This article is one in a series of quick-hit interviews with companies using Apache Cassandra and/or DataStax Enterprise for key parts of their business. For this interview, we talked with Aaron Stannard who is the founder and CTO at MarkedUp.
DataStax: Aaron, thanks for taking the time to chat with us today. What’s MarkedUp all about?
Aaron: I would describe MarkedUp as “Omniture for native apps”. MarkedUp is a premium analytics solution for software developers, currently those who work on the Windows platform. We help them understand how their app is used everyday, we log crashes, but we also do things like provide data that helps them boost the trials of their software and ultimately the amount of software that they sell.
DataStax: How does your product work?
Aaron: There are a number of distinct components to our product. The MarkedUp SDK ends up being embedded inside a customer’s application. This helps us instrument and capture all the app data that we need.
When an app is run, it sends data to our API servers that map the data to a specific application, and then that in turn sends the data onto our database, which is DataStax Enterprise. So that’s our data collection piece.
Another component that the customer interacts with is our web-based analytics reporting dashboard that presents all the information on how their app is being used, where it’s being used, and much more. All of the analytics are served up by DataStax Enterprise.

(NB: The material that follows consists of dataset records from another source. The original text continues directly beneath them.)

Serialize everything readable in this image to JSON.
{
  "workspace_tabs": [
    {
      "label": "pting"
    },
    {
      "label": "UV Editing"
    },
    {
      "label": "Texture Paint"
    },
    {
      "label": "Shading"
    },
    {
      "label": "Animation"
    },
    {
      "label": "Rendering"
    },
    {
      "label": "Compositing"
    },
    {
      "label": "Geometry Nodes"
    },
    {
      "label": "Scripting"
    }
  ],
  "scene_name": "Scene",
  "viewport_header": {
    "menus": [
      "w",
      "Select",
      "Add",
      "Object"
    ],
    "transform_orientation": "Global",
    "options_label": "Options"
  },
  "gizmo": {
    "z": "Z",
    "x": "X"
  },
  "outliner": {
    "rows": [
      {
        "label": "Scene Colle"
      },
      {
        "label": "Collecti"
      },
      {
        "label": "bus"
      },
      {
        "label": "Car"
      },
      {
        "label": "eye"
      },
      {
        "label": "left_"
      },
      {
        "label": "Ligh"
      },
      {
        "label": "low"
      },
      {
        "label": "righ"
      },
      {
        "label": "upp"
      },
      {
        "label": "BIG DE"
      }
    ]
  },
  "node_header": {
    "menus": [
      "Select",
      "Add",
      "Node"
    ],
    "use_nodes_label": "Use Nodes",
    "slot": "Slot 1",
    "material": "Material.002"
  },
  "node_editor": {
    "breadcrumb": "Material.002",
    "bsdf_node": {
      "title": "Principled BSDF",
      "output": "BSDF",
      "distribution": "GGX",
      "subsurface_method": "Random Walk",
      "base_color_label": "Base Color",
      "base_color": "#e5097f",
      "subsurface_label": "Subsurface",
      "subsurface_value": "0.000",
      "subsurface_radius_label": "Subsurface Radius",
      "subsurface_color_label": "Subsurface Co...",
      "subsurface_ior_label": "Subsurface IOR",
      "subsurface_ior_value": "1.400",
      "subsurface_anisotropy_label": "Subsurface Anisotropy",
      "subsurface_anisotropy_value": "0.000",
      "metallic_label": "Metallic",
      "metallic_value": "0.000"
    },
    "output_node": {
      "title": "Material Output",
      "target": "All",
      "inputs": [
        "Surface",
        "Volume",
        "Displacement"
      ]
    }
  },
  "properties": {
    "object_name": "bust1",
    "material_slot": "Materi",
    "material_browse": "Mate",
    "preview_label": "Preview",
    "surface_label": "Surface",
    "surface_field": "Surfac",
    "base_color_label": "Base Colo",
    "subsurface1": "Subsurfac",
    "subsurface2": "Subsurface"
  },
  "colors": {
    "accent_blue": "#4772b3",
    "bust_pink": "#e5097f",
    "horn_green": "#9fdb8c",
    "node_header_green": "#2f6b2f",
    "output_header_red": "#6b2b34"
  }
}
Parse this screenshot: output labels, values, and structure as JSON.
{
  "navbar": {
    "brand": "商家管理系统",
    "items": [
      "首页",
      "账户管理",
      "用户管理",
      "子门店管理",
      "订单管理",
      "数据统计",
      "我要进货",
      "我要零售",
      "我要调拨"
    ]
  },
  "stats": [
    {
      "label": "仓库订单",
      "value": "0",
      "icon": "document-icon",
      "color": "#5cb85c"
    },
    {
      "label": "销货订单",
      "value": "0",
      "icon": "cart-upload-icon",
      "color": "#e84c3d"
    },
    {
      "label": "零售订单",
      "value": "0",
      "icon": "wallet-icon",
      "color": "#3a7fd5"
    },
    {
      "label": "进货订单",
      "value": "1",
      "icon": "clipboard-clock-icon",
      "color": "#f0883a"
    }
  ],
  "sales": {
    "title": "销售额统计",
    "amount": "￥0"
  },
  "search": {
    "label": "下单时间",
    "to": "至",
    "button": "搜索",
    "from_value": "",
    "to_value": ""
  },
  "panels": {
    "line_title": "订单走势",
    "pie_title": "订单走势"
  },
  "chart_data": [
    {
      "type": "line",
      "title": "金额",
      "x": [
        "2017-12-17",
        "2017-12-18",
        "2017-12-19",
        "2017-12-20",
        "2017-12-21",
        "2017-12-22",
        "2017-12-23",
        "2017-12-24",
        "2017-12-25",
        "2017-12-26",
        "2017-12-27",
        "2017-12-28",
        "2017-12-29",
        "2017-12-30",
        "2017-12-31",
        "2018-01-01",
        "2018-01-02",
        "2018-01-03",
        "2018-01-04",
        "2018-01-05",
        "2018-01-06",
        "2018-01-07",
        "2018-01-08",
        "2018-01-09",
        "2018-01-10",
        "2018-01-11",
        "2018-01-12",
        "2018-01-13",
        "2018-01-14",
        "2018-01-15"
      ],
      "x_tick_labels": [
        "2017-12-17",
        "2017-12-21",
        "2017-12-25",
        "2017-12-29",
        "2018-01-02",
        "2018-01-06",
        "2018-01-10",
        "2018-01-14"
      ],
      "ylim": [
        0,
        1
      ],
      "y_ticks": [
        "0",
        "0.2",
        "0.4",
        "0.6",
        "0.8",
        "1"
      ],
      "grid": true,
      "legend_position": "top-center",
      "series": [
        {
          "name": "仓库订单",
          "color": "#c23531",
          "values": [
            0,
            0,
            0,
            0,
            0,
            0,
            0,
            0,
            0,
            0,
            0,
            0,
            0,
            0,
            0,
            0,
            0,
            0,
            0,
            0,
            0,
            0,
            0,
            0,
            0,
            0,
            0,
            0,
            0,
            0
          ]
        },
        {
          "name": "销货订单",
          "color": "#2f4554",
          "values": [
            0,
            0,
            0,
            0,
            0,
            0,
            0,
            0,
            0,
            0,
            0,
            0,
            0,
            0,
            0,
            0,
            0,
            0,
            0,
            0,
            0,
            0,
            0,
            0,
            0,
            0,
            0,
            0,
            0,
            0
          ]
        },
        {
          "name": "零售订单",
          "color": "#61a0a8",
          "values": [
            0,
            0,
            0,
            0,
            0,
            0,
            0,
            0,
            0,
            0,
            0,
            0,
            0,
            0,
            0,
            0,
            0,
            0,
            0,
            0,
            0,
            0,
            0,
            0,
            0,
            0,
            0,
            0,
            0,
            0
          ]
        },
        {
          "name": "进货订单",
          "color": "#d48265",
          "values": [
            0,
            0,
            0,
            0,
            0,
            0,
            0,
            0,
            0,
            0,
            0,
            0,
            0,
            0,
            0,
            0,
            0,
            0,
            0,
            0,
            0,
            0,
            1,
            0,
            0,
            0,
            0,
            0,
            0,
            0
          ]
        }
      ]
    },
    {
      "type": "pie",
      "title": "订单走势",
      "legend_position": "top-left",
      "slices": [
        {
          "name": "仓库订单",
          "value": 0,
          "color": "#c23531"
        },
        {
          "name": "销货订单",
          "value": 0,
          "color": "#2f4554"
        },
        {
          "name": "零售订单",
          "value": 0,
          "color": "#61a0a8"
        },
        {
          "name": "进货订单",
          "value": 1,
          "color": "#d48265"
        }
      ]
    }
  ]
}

We have a few hundred customers right now, and quite a number of large customers that use us everyday. They especially bring us a hefty amount of data volume to manage and cause some scalability issues. This is ultimately why we turned to Apache Cassandra and DataStax.
DataStax: What’s your database look like?
Aaron: We currently run our database cluster on Ubuntu Linux on AWS and used the DataStax AMI to get things going, which was very convenient and easy to use. However, we’ll likely be moving off of AWS and onto our own high-end blade servers soon.
Our database cluster has about 80% of its resources devoted to Cassandra, 10% to Hadoop, and 10% to Solr. One nice thing that happened when we migrated our data over to Cassandra was that, even though we’ve replicated the data 3x across our cluster for redundancy, Cassandra’s built in compression reduced the data footprint by 75%.
We make heavy use of Cassandra’s distributed counters; our API constructs update these counters in real-time as things happen. We do it this way vs. storing such things in Hadoop because it lets us respond to our customers in real time as the events are actually occurring.
Counters are great because they’re highly available, but they’re not good for everything. So, for example, when we report on the amount of total sales that a customer does and other similar things, we use Hadoop, and specifically Hive for that.
DataStax: What about Solr? How do you use that?
Aaron: For us, Solr solves two specific problems. First, counting large objects such as the total number of users across all apps and across a date range in a highly performant manner is actually a pretty tough computer science problem to solve. But Solr allows us to get back very fast results in an easy manner.
Second, customers want an easy way to search through things like their logs, and Solr’s search functionality makes this easy and fast to do.
DataStax: How do you manage and monitor everything?
Aaron: Actually, we just upgraded to version 3.0 of OpsCenter. We use OpsCenter primarily for performance monitoring, and for things like the built-in alerts so we can be notified for key things like a node going down. We also use OpsCenter for backups. That was the biggest thing we’ve noticed in the new version so far – the ability to easily do restores from backups.
DataStax: Is DataStax Enterprise all that you use for database work?
Aaron: We’re ex-Microsoft guys so we do use some SQL Server to manage some small things like our customer’s subscription plans and such where an RDBMS makes sense.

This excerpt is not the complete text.